Courtney Moran, with Agricultural Hemp Solutions, said that hemp feed requires approval from the U.S. Food and Drug Administration's Center for Veterinary Medicine before it can enter the marketplace.

But gaining federal approval will prove burdensome. Each species and subspecies, such as layer hens and broilers, must be tested separately, and these tests cost hundreds of thousands of dollars each.

Hemp Policy in Pennsylvania

On Day Two of the summit, attendees were greeted by Pennsylvania Ag Secretary Russell Redding, who reaffirmed Pennsylvania's commitment to hemp and to building a strong hemp industry in the commonwealth.

“Enthusiasm for the hemp industry remains palpable here in the Department of Agriculture,” he said.

But he said stakeholders must remain realistic about the amount of work yet to be done in regard to research, marketing and advocacy, and “to making sure we get the right policies and programs around what we're doing.”

His remarks led into a discussion on state and federal policy with officials from both the USDA and the Pennsylvania Department of Agriculture.

Bill Richmond, chief of the U.S. domestic hemp production program at USDA’s Ag Marketing Service, spoke about some of the changes in USDA’s final hemp rule that went into effect last March, and he mentioned performance-based sampling.

“What that means in practice is if a grower is growing for grain or they're using seed from a certified list,” he said, “the state can include custom requirements for those certain categories of individuals to reflect those special growing categories.”

That system makes it possible that certain growers would “not have to have samples taken and tests run, or they may not be subject to the same volume of sampling and testing that another grower would,” Richmond said.

The fourth session covered some of the new opportunities for manufacturing and innovation that have developed around the emerging hemp industry, including the advent of hemp-based bioplastics and hempcrete construction.

This section included a presentation on the Project PA Hemp Home, a hempcrete project led by DON Services in New Castle, Pennsylvania, and partially funded by a grant from the Pennsylvania Department of Agriculture.

What is Delta-8 THC?

And the final session was an explainer on delta-8 THC, a cannabinoid naturally occurring in industrial hemp at very low levels.

Through creative chemistry processes, other cannabinoids can be converted to delta-8, which has psychoactive properties similar to delta-9 THC in marijauana, and sold as intoxicating products.

It’s a loophole in federal hemp policy that has yet to be addressed by the federal government, but 14 states have outlawed delta-8 and other hemp-derived THC products.

Delta-8 has emerged at a time when the hemp industry is trying to distance itself from marijuana, hemp’s more controversial cousin.

The legality of these products is not the only concern.
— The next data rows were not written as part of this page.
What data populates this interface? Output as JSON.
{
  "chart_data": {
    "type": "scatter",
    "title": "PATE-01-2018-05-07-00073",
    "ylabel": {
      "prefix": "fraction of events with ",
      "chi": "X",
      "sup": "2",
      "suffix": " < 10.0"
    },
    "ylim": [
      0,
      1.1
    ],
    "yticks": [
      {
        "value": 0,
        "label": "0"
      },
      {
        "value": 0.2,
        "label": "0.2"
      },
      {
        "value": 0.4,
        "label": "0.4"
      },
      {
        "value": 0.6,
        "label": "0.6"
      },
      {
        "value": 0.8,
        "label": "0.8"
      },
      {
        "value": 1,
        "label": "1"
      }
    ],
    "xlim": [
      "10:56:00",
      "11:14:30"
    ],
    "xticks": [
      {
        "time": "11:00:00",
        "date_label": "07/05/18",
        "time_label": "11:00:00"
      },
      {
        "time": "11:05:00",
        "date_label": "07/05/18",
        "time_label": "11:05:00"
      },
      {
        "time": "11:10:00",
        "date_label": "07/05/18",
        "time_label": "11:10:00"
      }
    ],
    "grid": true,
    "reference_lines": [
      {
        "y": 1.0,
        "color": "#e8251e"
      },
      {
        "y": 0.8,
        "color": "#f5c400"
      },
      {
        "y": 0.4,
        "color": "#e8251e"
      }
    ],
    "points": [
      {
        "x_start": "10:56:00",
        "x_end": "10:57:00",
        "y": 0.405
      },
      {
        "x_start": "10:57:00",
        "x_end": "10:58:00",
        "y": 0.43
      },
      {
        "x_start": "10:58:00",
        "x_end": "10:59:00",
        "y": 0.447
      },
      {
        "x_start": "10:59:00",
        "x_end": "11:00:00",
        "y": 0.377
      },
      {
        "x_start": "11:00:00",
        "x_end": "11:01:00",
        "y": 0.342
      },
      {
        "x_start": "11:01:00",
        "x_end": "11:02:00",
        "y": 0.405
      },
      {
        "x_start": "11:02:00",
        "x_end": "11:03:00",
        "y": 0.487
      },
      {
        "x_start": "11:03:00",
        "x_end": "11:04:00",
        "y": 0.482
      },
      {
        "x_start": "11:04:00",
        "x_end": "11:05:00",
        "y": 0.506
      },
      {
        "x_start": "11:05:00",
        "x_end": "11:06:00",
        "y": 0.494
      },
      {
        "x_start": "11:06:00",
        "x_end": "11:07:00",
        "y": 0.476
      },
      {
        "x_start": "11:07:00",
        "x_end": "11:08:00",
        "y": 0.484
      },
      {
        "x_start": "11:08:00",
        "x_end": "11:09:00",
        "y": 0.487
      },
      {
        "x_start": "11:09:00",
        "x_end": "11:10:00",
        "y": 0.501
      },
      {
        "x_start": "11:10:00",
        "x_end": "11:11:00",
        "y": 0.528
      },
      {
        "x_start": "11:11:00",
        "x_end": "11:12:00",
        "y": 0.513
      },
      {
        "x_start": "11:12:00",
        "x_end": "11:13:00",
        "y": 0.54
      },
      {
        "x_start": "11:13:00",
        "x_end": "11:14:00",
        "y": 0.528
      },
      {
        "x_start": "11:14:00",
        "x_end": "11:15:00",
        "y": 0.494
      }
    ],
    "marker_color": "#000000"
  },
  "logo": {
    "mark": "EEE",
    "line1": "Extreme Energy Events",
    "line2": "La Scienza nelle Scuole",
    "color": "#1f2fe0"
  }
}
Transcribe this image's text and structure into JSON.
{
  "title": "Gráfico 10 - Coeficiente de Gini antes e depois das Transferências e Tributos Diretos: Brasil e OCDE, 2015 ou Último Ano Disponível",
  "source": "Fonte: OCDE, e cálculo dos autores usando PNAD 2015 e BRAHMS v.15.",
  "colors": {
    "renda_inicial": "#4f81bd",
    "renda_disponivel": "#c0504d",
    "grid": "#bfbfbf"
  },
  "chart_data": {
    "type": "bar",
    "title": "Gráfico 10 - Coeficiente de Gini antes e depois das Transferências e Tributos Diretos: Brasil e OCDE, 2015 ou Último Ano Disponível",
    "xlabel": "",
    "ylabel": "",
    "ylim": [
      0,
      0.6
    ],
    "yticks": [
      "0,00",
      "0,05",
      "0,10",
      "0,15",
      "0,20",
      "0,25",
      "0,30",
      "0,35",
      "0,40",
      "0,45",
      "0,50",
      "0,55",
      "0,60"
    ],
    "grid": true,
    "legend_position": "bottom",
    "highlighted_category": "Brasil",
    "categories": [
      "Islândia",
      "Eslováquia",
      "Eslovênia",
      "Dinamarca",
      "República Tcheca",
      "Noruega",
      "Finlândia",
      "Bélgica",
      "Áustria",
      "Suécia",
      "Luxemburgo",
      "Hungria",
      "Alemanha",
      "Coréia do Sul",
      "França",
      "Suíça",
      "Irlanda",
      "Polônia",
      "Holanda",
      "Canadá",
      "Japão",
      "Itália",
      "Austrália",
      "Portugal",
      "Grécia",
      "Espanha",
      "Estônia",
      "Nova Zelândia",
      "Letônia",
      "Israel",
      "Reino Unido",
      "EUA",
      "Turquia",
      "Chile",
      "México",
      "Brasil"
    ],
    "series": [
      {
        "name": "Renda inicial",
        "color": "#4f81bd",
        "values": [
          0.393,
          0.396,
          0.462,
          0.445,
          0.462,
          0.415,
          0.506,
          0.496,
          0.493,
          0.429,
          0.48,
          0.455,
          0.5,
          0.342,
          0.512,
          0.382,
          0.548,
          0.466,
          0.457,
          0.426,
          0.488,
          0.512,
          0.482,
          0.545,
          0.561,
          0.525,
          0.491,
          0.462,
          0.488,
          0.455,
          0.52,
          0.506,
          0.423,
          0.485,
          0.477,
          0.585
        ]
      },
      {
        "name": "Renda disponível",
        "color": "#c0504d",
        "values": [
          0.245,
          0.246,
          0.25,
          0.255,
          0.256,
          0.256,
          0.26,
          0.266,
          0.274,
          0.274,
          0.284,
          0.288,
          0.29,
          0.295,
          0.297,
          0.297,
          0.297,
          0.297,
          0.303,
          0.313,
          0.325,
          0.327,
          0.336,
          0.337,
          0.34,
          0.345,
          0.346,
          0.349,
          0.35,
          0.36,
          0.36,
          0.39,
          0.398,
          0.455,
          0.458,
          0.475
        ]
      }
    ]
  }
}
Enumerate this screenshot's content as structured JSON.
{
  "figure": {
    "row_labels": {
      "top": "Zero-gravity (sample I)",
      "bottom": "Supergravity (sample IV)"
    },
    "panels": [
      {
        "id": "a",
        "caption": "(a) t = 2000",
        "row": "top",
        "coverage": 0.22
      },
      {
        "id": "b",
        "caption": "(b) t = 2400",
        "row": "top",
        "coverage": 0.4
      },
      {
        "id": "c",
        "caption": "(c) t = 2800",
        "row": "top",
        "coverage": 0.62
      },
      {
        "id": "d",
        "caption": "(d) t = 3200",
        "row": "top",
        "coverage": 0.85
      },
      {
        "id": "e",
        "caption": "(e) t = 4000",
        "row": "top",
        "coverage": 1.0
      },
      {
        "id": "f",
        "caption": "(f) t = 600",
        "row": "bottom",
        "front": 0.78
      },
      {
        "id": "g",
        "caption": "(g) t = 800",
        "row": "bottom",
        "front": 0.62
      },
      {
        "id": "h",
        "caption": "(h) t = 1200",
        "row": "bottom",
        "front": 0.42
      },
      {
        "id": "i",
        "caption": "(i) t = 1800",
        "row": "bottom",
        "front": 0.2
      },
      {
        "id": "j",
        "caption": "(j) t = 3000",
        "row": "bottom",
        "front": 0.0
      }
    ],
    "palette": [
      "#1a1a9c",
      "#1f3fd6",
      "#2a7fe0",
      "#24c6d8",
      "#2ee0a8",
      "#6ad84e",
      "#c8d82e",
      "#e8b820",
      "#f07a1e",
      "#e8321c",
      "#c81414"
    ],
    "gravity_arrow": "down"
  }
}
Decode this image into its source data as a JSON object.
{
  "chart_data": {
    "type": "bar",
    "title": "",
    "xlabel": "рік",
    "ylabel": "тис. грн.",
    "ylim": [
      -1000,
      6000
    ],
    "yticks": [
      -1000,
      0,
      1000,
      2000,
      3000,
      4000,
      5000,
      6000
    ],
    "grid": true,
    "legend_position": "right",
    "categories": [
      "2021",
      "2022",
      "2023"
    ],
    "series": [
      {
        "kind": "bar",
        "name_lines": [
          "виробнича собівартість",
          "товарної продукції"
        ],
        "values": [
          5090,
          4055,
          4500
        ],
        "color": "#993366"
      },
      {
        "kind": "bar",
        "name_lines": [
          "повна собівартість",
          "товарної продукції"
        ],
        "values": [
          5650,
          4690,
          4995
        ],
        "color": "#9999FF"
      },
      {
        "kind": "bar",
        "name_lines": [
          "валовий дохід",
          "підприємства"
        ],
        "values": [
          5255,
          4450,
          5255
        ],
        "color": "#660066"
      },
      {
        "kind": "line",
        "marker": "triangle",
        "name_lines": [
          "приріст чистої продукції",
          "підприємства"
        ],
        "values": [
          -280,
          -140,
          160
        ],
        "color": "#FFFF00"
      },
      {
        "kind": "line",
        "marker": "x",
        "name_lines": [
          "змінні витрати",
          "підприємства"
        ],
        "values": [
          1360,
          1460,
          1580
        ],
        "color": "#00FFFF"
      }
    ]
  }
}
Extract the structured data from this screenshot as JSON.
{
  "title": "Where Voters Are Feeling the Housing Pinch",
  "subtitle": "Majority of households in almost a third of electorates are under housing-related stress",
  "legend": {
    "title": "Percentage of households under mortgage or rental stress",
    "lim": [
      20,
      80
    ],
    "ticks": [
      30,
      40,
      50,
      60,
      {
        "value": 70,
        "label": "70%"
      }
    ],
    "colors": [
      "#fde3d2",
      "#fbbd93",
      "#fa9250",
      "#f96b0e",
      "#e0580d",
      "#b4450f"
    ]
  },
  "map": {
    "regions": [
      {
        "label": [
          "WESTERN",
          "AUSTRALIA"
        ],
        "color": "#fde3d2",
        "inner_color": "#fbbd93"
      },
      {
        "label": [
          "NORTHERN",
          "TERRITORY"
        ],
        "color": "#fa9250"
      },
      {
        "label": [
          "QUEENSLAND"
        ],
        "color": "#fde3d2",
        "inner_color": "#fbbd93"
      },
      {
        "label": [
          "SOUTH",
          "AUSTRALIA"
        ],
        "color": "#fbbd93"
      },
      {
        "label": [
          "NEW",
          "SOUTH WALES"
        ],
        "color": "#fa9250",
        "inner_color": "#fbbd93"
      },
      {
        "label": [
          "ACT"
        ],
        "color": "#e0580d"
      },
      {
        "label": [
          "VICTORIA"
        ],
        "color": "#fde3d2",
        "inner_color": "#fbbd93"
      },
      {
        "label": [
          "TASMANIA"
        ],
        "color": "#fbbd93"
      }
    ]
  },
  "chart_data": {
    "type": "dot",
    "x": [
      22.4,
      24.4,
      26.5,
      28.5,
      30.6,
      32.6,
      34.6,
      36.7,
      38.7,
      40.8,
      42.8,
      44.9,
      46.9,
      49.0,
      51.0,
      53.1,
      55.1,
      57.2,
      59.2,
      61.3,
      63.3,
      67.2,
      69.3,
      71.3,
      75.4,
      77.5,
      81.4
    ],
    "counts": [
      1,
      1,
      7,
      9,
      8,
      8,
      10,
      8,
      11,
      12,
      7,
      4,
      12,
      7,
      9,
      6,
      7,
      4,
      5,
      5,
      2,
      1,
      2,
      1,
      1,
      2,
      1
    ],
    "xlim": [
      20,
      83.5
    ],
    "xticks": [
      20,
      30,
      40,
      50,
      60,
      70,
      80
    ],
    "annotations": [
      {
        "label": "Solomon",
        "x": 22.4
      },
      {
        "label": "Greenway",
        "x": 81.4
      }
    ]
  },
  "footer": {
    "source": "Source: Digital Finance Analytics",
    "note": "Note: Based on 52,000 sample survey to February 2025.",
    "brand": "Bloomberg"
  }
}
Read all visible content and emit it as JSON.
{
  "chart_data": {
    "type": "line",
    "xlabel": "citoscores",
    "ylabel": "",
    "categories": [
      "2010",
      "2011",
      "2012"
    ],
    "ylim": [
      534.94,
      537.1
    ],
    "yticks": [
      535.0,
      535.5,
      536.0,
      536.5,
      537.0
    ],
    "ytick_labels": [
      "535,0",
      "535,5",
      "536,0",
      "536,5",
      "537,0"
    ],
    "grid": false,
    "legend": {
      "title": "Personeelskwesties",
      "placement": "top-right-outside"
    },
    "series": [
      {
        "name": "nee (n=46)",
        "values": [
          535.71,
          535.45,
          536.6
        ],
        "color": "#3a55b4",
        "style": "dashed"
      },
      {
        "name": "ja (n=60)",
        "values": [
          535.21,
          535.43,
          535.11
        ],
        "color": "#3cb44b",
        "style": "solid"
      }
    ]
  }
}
According to summit panelist Kay Doyle from Greenwich Biosciences, “experts around the country (are) concerned the chemicals being used in the synthesis of CBD to delta-8 are creating byproducts that may not be safe for humans to ingest.”

The Pennsylvania Hemp Summit will be followed up by a trade show and reception at the Lancaster Convention Center on April 26-27, 2022.

Lancaster Farming was the media partner for the Pennsylvania Hemp Summit.